Le déficit courant reste élevé (-7,3 % du PIB en 2024), sous l’effet des importations liées aux projets pétroliers et aux coûts logistiques. Le shilling est resté stable, soutenu par les exportations, les IDE pétroliers, et la politique monétaire. Le retrait du pays des listes grises du GAFI et de l’UE a aussi renforcé la confiance. Le déficit se réduirait à -6,4 % en 2025, puis -4,2 % en 2026 avec les premières recettes pétrolières, qui soutiendraient le shilling.

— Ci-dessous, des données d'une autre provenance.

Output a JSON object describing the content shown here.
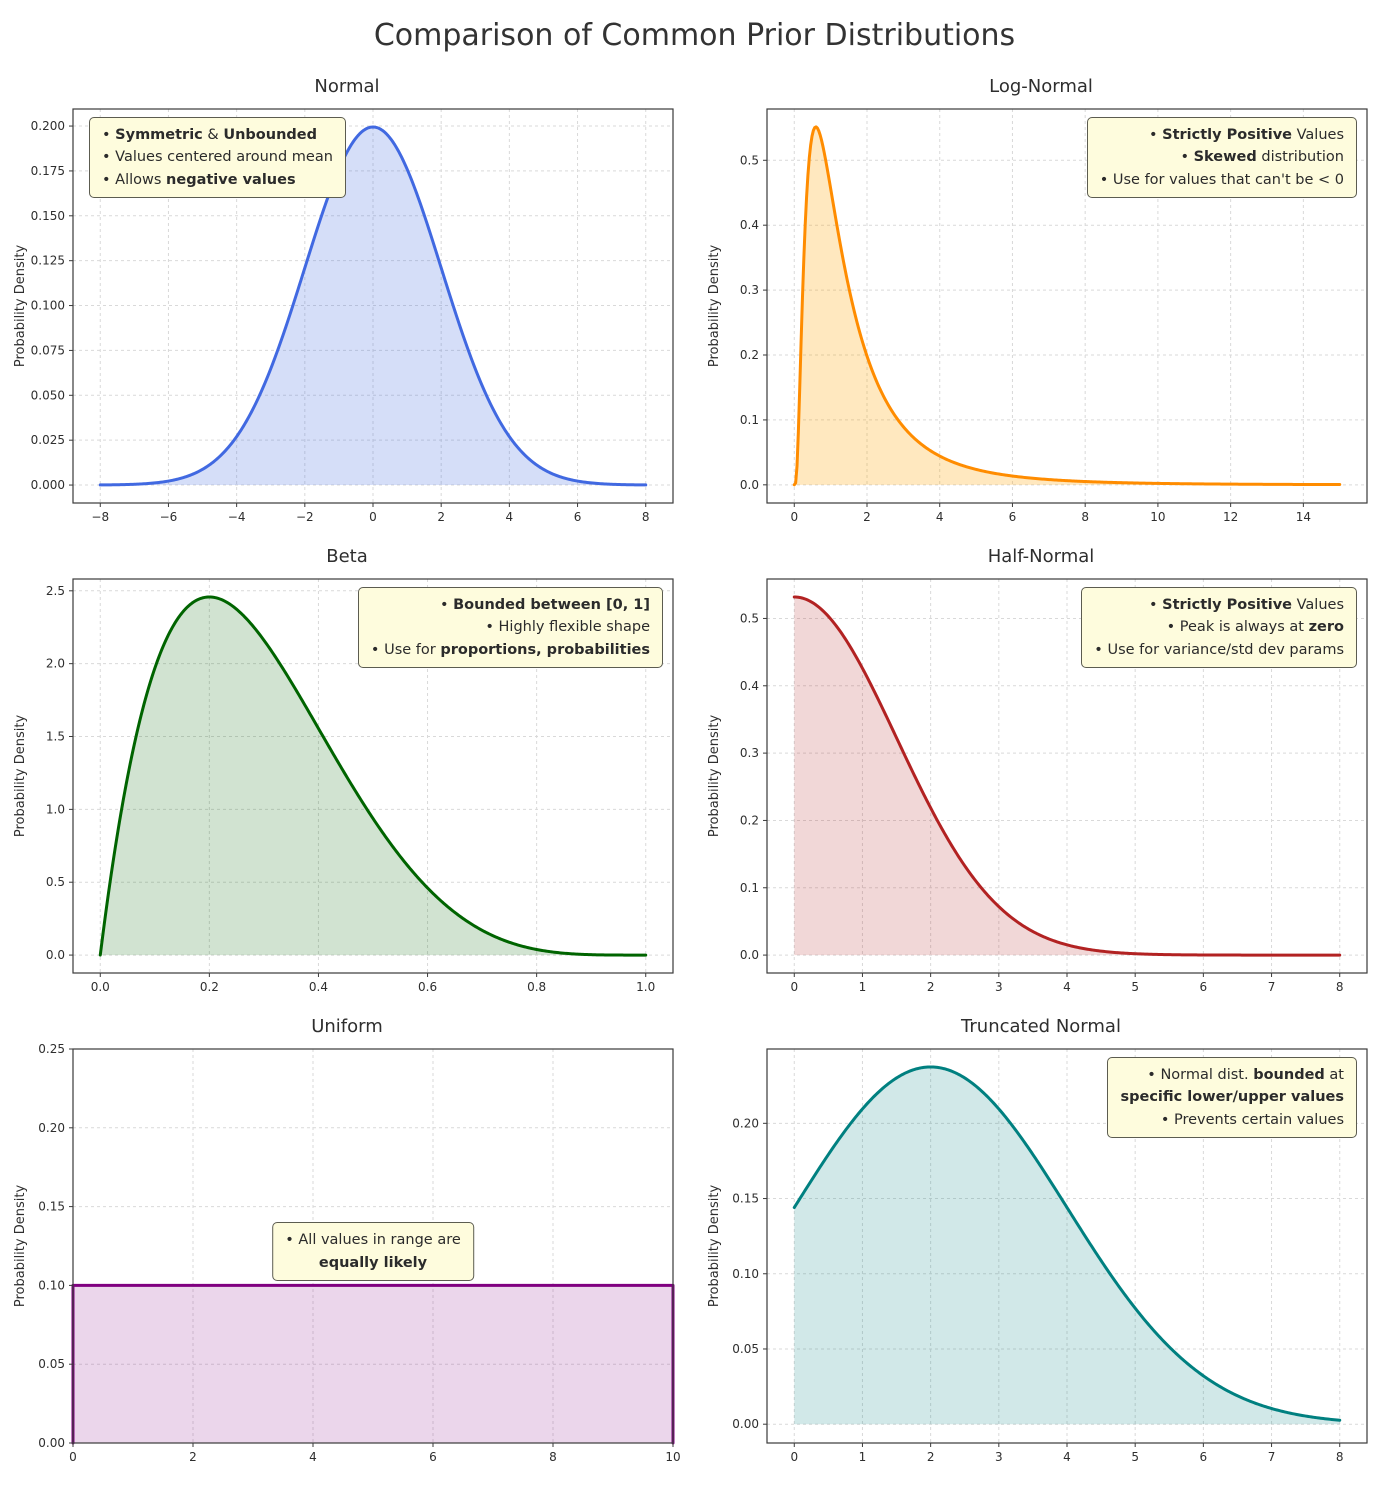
{
  "page": {
    "title": "Comparison of Common Prior Distributions"
  },
  "chart_data": [
    {
      "id": "normal",
      "type": "area",
      "title": "Normal",
      "ylabel": "Probability Density",
      "line_color": "#4169e1",
      "fill_color": "rgba(65,105,225,0.22)",
      "xlim": [
        -8.8,
        8.8
      ],
      "ylim": [
        -0.01,
        0.2095
      ],
      "x_ticks": {
        "values": [
          -8,
          -6,
          -4,
          -2,
          0,
          2,
          4,
          6,
          8
        ],
        "labels": [
          "−8",
          "−6",
          "−4",
          "−2",
          "0",
          "2",
          "4",
          "6",
          "8"
        ]
      },
      "y_ticks": {
        "values": [
          0,
          0.025,
          0.05,
          0.075,
          0.1,
          0.125,
          0.15,
          0.175,
          0.2
        ],
        "labels": [
          "0.000",
          "0.025",
          "0.050",
          "0.075",
          "0.100",
          "0.125",
          "0.150",
          "0.175",
          "0.200"
        ]
      },
      "curve": {
        "kind": "normal",
        "mu": 0,
        "sigma": 2,
        "x_start": -8,
        "x_end": 8
      },
      "peak": {
        "x": 0,
        "y": 0.1995
      },
      "annotation": {
        "anchor": "top-left",
        "align": "left",
        "lines": [
          [
            {
              "t": "• ",
              "b": false
            },
            {
              "t": "Symmetric",
              "b": true
            },
            {
              "t": " & ",
              "b": false
            },
            {
              "t": "Unbounded",
              "b": true
            }
          ],
          [
            {
              "t": "• Values centered around mean",
              "b": false
            }
          ],
          [
            {
              "t": "• Allows ",
              "b": false
            },
            {
              "t": "negative values",
              "b": true
            }
          ]
        ]
      }
    },
    {
      "id": "lognormal",
      "type": "area",
      "title": "Log-Normal",
      "ylabel": "Probability Density",
      "line_color": "#ff8c00",
      "fill_color": "rgba(255,165,0,0.25)",
      "xlim": [
        -0.75,
        15.75
      ],
      "ylim": [
        -0.028,
        0.579
      ],
      "x_ticks": {
        "values": [
          0,
          2,
          4,
          6,
          8,
          10,
          12,
          14
        ],
        "labels": [
          "0",
          "2",
          "4",
          "6",
          "8",
          "10",
          "12",
          "14"
        ]
      },
      "y_ticks": {
        "values": [
          0,
          0.1,
          0.2,
          0.3,
          0.4,
          0.5
        ],
        "labels": [
          "0.0",
          "0.1",
          "0.2",
          "0.3",
          "0.4",
          "0.5"
        ]
      },
      "curve": {
        "kind": "lognormal",
        "mu": 0.2,
        "sigma": 0.85,
        "x_start": 0,
        "x_end": 15
      },
      "peak": {
        "x": 0.59,
        "y": 0.55
      },
      "annotation": {
        "anchor": "top-right",
        "align": "right",
        "lines": [
          [
            {
              "t": "• ",
              "b": false
            },
            {
              "t": "Strictly Positive",
              "b": true
            },
            {
              "t": " Values",
              "b": false
            }
          ],
          [
            {
              "t": "• ",
              "b": false
            },
            {
              "t": "Skewed",
              "b": true
            },
            {
              "t": " distribution",
              "b": false
            }
          ],
          [
            {
              "t": "• Use for values that can't be < 0",
              "b": false
            }
          ]
        ]
      }
    },
    {
      "id": "beta",
      "type": "area",
      "title": "Beta",
      "ylabel": "Probability Density",
      "line_color": "#006400",
      "fill_color": "rgba(0,100,0,0.18)",
      "xlim": [
        -0.05,
        1.05
      ],
      "ylim": [
        -0.123,
        2.581
      ],
      "x_ticks": {
        "values": [
          0,
          0.2,
          0.4,
          0.6,
          0.8,
          1.0
        ],
        "labels": [
          "0.0",
          "0.2",
          "0.4",
          "0.6",
          "0.8",
          "1.0"
        ]
      },
      "y_ticks": {
        "values": [
          0,
          0.5,
          1.0,
          1.5,
          2.0,
          2.5
        ],
        "labels": [
          "0.0",
          "0.5",
          "1.0",
          "1.5",
          "2.0",
          "2.5"
        ]
      },
      "curve": {
        "kind": "beta",
        "a": 2,
        "b": 5,
        "x_start": 0,
        "x_end": 1
      },
      "peak": {
        "x": 0.2,
        "y": 2.46
      },
      "annotation": {
        "anchor": "top-right",
        "align": "right",
        "lines": [
          [
            {
              "t": "• ",
              "b": false
            },
            {
              "t": "Bounded between [0, 1]",
              "b": true
            }
          ],
          [
            {
              "t": "• Highly flexible shape",
              "b": false
            }
          ],
          [
            {
              "t": "• Use for ",
              "b": false
            },
            {
              "t": "proportions, probabilities",
              "b": true
            }
          ]
        ]
      }
    },
    {
      "id": "halfnormal",
      "type": "area",
      "title": "Half-Normal",
      "ylabel": "Probability Density",
      "line_color": "#b22222",
      "fill_color": "rgba(178,34,34,0.18)",
      "xlim": [
        -0.4,
        8.4
      ],
      "ylim": [
        -0.0266,
        0.5586
      ],
      "x_ticks": {
        "values": [
          0,
          1,
          2,
          3,
          4,
          5,
          6,
          7,
          8
        ],
        "labels": [
          "0",
          "1",
          "2",
          "3",
          "4",
          "5",
          "6",
          "7",
          "8"
        ]
      },
      "y_ticks": {
        "values": [
          0,
          0.1,
          0.2,
          0.3,
          0.4,
          0.5
        ],
        "labels": [
          "0.0",
          "0.1",
          "0.2",
          "0.3",
          "0.4",
          "0.5"
        ]
      },
      "curve": {
        "kind": "halfnormal",
        "sigma": 1.5,
        "x_start": 0,
        "x_end": 8
      },
      "peak": {
        "x": 0,
        "y": 0.53
      },
      "annotation": {
        "anchor": "top-right",
        "align": "right",
        "lines": [
          [
            {
              "t": "• ",
              "b": false
            },
            {
              "t": "Strictly Positive",
              "b": true
            },
            {
              "t": " Values",
              "b": false
            }
          ],
          [
            {
              "t": "• Peak is always at ",
              "b": false
            },
            {
              "t": "zero",
              "b": true
            }
          ],
          [
            {
              "t": "• Use for variance/std dev params",
              "b": false
            }
          ]
        ]
      }
    },
    {
      "id": "uniform",
      "type": "area",
      "title": "Uniform",
      "ylabel": "Probability Density",
      "line_color": "#800080",
      "fill_color": "rgba(128,0,128,0.16)",
      "xlim": [
        0,
        10
      ],
      "ylim": [
        0,
        0.25
      ],
      "x_ticks": {
        "values": [
          0,
          2,
          4,
          6,
          8,
          10
        ],
        "labels": [
          "0",
          "2",
          "4",
          "6",
          "8",
          "10"
        ]
      },
      "y_ticks": {
        "values": [
          0,
          0.05,
          0.1,
          0.15,
          0.2,
          0.25
        ],
        "labels": [
          "0.00",
          "0.05",
          "0.10",
          "0.15",
          "0.20",
          "0.25"
        ]
      },
      "curve": {
        "kind": "uniform",
        "lo": 0,
        "hi": 10,
        "height": 0.1
      },
      "peak": {
        "x": null,
        "y": 0.1
      },
      "annotation": {
        "anchor": "center",
        "align": "center",
        "lines": [
          [
            {
              "t": "• All values in range are",
              "b": false
            }
          ],
          [
            {
              "t": "equally likely",
              "b": true
            }
          ]
        ]
      }
    },
    {
      "id": "truncnormal",
      "type": "area",
      "title": "Truncated Normal",
      "ylabel": "Probability Density",
      "line_color": "#008080",
      "fill_color": "rgba(0,128,128,0.18)",
      "xlim": [
        -0.4,
        8.4
      ],
      "ylim": [
        -0.0125,
        0.2494
      ],
      "x_ticks": {
        "values": [
          0,
          1,
          2,
          3,
          4,
          5,
          6,
          7,
          8
        ],
        "labels": [
          "0",
          "1",
          "2",
          "3",
          "4",
          "5",
          "6",
          "7",
          "8"
        ]
      },
      "y_ticks": {
        "values": [
          0,
          0.05,
          0.1,
          0.15,
          0.2
        ],
        "labels": [
          "0.00",
          "0.05",
          "0.10",
          "0.15",
          "0.20"
        ]
      },
      "curve": {
        "kind": "truncnormal",
        "mu": 2,
        "sigma": 2,
        "lo": 0,
        "hi": 8,
        "x_start": 0,
        "x_end": 8
      },
      "peak": {
        "x": 2,
        "y": 0.238
      },
      "annotation": {
        "anchor": "top-right",
        "align": "right",
        "lines": [
          [
            {
              "t": "• Normal dist. ",
              "b": false
            },
            {
              "t": "bounded",
              "b": true
            },
            {
              "t": " at",
              "b": false
            }
          ],
          [
            {
              "t": "specific lower/upper values",
              "b": true
            }
          ],
          [
            {
              "t": "• Prevents certain values",
              "b": false
            }
          ]
        ]
      }
    }
  ]
}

La dette publique ougandaise a poursuivi sa hausse en 2024 (51,8 % du PIB, après 50,2 % en 2023), dépassant ainsi le seuil indicatif de prudence de 50 %. Son coût est particulièrement élevé : les paiements d’intérêts représentaient 25,2 % des recettes publiques fin 2024, soit le niveau le plus élevé d’Afrique de l’Est après le Kenya, dont l’endettement est pourtant bien plus important. Cette situation s'explique par la forte part de dette domestique (environ 50 % du total), assortie de taux d’intérêt très élevés (17,8 % à 10 ans, contre 13,7 % au Kenya et 12,6 % en Tanzanie). La vulnérabilité financière du pays s’est accentuée après la suspension des nouveaux engagements de la Banque mondiale, liée à l’adoption de la loi « anti-homosexualité » en mai 2023, et l’arrivée à échéance du précédent programme FMI. Un nouveau programme après les élections de 2026 (cf. infra) permettrait de renforcer la mobilisation des recettes fiscales, de limiter le recours à l’endettement interne coûteux, et de restaurer la confiance des investisseurs, tout en facilitant l’accès aux financements concessionnels de la Banque mondiale (qui a repris ses engagements) et des bailleurs bilatéraux comme l’AFD.


 

[1] Ce projet vise à extraire du brut pendant une quinzaine d’année (avec un pic de production à 230 000 barils par jour).